Against this backdrop, first author Evan Lester and colleagues took a step back and asked: When tau forms aggregates in a cell, does this promote its interaction with RNAs, and if so, which ones? They used a HEK293 biosensor cell line, which expresses truncated versions of tau comprising its four microtubule-binding repeat domains (4R) fused to either a fluorescent donor or acceptor molecule. Upon transfecting the cells with tau fibrils extracted from P301S transgenic mice, the 4R taus are pulled into aggregates, triggering green fluorescence as the donor and acceptor variants are drawn to each other. In their hands, the researchers observed both nuclear and cytoplasmic aggregates upon introduction of tau fibrils. Using fluorescent in situ hybridization, they also spotted RNA abundantly associating with aggregates in both cellular locales. This was also true in neurons in 6-month-old P301S-tau transgenic mice.

Tau Meets Speckle. In HEK cells expressing wild-type tau (top), no tau aggregates (green) form, and the speckle protein SRRM2 (red) stays in the nucleus (blue). In cells expressing P301S tau (bottom), tau aggregates form in the nucleus and cytoplasm (black background). Aggregates co-localize with SRRM2 in both locales (1 and 2, bottom right). [Courtesy of Lester et al., Neuron, 2021.]

Which species of RNA mingled with aggregated tau? By purifying aggregates and sequencing the associated RNA, the researchers found an abundance of noncoding small nuclear RNAs (snRNAs) and small nucleolar RNAs (snoRNAs). snRNAs are part of the spliceosome; snoRNAs help modify ribosomal RNAs and transfer RNAs in the nucleolus, which is the birthplace of ribosomes. To a lesser extent, mRNA transcripts also associated with tau, including those encoding a voltage-gated calcium channel complex, histone proteins, centrosome proteins, and proteins involved in splicing regulation. Transfer RNAs and even transposable elements were also detected. The authors found a similar profile of RNA species tussling with tau fibrils in the brains of P301S mice.

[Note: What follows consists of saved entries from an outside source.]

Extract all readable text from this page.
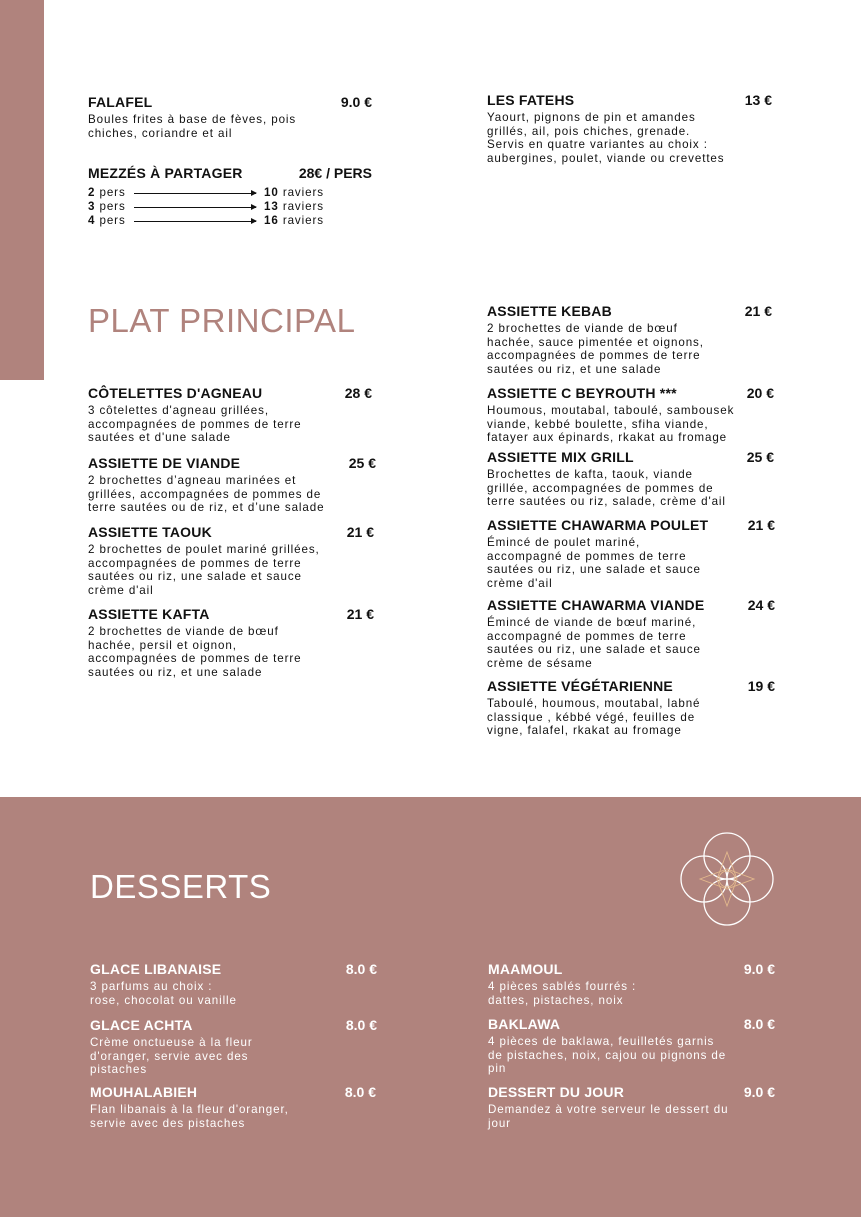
FALAFEL	9.0 €
Boules frites à base de fèves, pois
chiches, coriandre et ail
MEZZÉS À PARTAGER	28€ / PERS
2 pers	10 raviers
3 pers	13 raviers
4 pers	16 raviers
LES FATEHS	13 €
Yaourt, pignons de pin et amandes
grillés, ail, pois chiches, grenade.
Servis en quatre variantes au choix :
aubergines, poulet, viande ou crevettes
PLAT PRINCIPAL
CÔTELETTES D'AGNEAU	28 €
3 côtelettes d'agneau grillées,
accompagnées de pommes de terre
sautées et d'une salade
ASSIETTE DE VIANDE	25 €
2 brochettes d’agneau marinées et
grillées, accompagnées de pommes de
terre sautées ou de riz, et d’une salade
ASSIETTE TAOUK	21 €
2 brochettes de poulet mariné grillées,
accompagnées de pommes de terre
sautées ou riz, une salade et sauce
crème d'ail
ASSIETTE KAFTA	21 €
2 brochettes de viande de bœuf
hachée, persil et oignon,
accompagnées de pommes de terre
sautées ou riz, et une salade
ASSIETTE KEBAB	21 €
2 brochettes de viande de bœuf
hachée, sauce pimentée et oignons,
accompagnées de pommes de terre
sautées ou riz, et une salade
ASSIETTE C BEYROUTH ***	20 €
Houmous, moutabal, taboulé, sambousek
viande, kebbé boulette, sfiha viande,
fatayer aux épinards, rkakat au fromage
ASSIETTE MIX GRILL	25 €
Brochettes de kafta, taouk, viande
grillée, accompagnées de pommes de
terre sautées ou riz, salade, crème d'ail
ASSIETTE CHAWARMA POULET	21 €
Émincé de poulet mariné,
accompagné de pommes de terre
sautées ou riz, une salade et sauce
crème d'ail
ASSIETTE CHAWARMA VIANDE	24 €
Émincé de viande de bœuf mariné,
accompagné de pommes de terre
sautées ou riz, une salade et sauce
crème de sésame
ASSIETTE VÉGÉTARIENNE	19 €
Taboulé, houmous, moutabal, labné
classique , kébbé végé, feuilles de
vigne, falafel, rkakat au fromage
DESSERTS
GLACE LIBANAISE	8.0 €
3 parfums au choix :
rose, chocolat ou vanille
GLACE ACHTA	8.0 €
Crème onctueuse à la fleur
d'oranger, servie avec des
pistaches
MOUHALABIEH	8.0 €
Flan libanais à la fleur d'oranger,
servie avec des pistaches
MAAMOUL	9.0 €
4 pièces sablés fourrés :
dattes, pistaches, noix
BAKLAWA	8.0 €
4 pièces de baklawa, feuilletés garnis
de pistaches, noix, cajou ou pignons de
pin
DESSERT DU JOUR	9.0 €
Demandez à votre serveur le dessert du
jour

Using immunofluorescence, the scientists spotted tau aggregates embedded within speckles in the nucleus, as gauged by co-localization with SRRM2, an RNA-binding protein that resides in these organelles. Strikingly, they also found SRRM2, as well as several other speckle proteins, hooked up with tau aggregates in the cytoplasm. The scientists pegged the C-terminus of SRRM2, which contains an intrinsically disordered domain, as the tau interaction motif.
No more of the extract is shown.